El poeta y traductor Manuel Moya (Huelva, 1960) se ha encargado de rescatar y ordenar lo que sólo puede catalogarse de hito dentro de las ediciones pessoanas: la reunión de los «Cuentos» (Páginas de Espuma) del autor portugués. Se dice que el arca donde guardaba su material literario tiene unos treinta mil documentos, que de vez en cuando se convierten en ediciones más o menos novedosas. Al hablar de ello con Moya, éste se aventura a señalar que se han hecho cosas repetitivas; su libro, en cambio, es único al reunir «todos los cuentos publicados hasta la fecha» en alguna publicación previa. Con prudencia, se ha evitado el término «completos» por si el arca da más sorpresas; por medio de un «trabajo arduo», un proceso de verdadera «arqueología», Moya ha recuperado cuentos que habían aparecido en diferentes lugares (por ejemplo, en una revista de Francia) en lo que no duda en calificar de «pequeño acontecimiento», pues ni siquiera en Portugal se había hecho una recopilación de estas características.

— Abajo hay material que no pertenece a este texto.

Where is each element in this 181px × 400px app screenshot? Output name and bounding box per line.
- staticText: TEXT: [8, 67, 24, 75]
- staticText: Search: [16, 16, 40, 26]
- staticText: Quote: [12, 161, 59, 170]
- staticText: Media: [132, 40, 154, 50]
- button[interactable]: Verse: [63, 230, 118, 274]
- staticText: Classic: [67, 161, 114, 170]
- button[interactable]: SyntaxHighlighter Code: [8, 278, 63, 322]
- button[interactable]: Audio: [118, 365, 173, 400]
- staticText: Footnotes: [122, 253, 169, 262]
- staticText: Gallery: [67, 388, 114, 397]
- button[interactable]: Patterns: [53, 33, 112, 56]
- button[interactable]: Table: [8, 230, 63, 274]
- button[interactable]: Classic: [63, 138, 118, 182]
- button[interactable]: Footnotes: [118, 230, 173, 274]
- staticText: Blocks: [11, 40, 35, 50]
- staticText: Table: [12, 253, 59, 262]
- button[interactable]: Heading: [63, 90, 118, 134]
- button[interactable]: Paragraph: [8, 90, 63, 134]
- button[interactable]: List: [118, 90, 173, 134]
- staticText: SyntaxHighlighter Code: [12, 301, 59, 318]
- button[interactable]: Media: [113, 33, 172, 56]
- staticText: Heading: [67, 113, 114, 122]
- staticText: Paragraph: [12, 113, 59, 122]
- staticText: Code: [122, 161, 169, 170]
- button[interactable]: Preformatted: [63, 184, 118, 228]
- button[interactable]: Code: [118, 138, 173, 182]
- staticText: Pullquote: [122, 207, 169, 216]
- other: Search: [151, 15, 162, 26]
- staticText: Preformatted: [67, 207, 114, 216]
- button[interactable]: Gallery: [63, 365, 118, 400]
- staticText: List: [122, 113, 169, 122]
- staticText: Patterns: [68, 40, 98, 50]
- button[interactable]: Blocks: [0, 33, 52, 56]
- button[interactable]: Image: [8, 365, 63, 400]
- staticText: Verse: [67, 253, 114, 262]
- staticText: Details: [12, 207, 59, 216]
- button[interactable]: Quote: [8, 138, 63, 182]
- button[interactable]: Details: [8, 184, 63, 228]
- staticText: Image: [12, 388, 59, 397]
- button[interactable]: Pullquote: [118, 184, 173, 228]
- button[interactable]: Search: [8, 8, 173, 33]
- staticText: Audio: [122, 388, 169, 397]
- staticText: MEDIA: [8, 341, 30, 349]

Pessoa destacó como poeta, por supuesto, y por la genial invención de sus otros yoes, los famosos heterónimos (Soares, Campos, Caeiro...), pero el de los cuentos «es el Pessoa más transparente que hay», como ocurre con «Libro de desasosiego», que se publicó en 1982 y proyectó internacionalmente al escritor con su prosa personalísima. Ciertamente, «en esos textos se sincera más, por ejemplo en su infancia se le murieron dos hermanas, y eso le creó toda una serie de angustias que se ve en los cuentos, con el tema de la locura, la muerte..., es mucho más rastreable su vida en los cuentos que en otras de sus facetas». Con todo, que el lector se olvide de un Pessoa ensimismado en su vida, como gris oficinista y volcado en la escritura de manera compulsiva: varios de estos cuentos demuestran su cercanía a la realidad, como los que le inspiraron la guerra o la realidad política de su país.
Sea como fuere, para Moya, Pessoa siempre será un «escapista» mediante su heteronimia, un «soñador inveterado» que siempre arrastró una sensación de extranjería tras volver a Lisboa tras pasar su infancia en Suráfrica y que era «un personaje desclasado, que viene de una familia burguesa pero se dedica a vivir una vida bohemia en el sentido de pobre». Tal cosa provocaría una conciencia de extranjero –más si cabe cuando su primer idioma fue el inglés– y a la vez de nacionalista convencido, como se aprecia en los textos dedicados a asuntos de gran actualidad como el que recrea la relación entre tiranía y democracia. No importó que publicara poco, si bien Moya aduce tal cosa al hecho de que la inercia por escribir y corregir dentro de una oleada incansable de escritos e ideas que no paraban de crecer sería tremendamente difícil de convertirse en material listo para editarse; de todas formas jamás sería visto como un poeta oculto por parte de sus contemporáneos: «Él no es un Van Gogh, ni un Modigliani, su obra nunca dejó de estar presente, la noticia de su muerte salió al día siguiente por extenso en todos los periódicos de Lisboa, y su primera biografía es de 1942», es decir, solamente siete años tras su muerte, de un ataque de cirrosis hepática, en una etapa en que el abuso del alcohol devendría fatal, dejando a la posteridad toda un arca de papeles inéditos cuyo fondo no parece tener fin.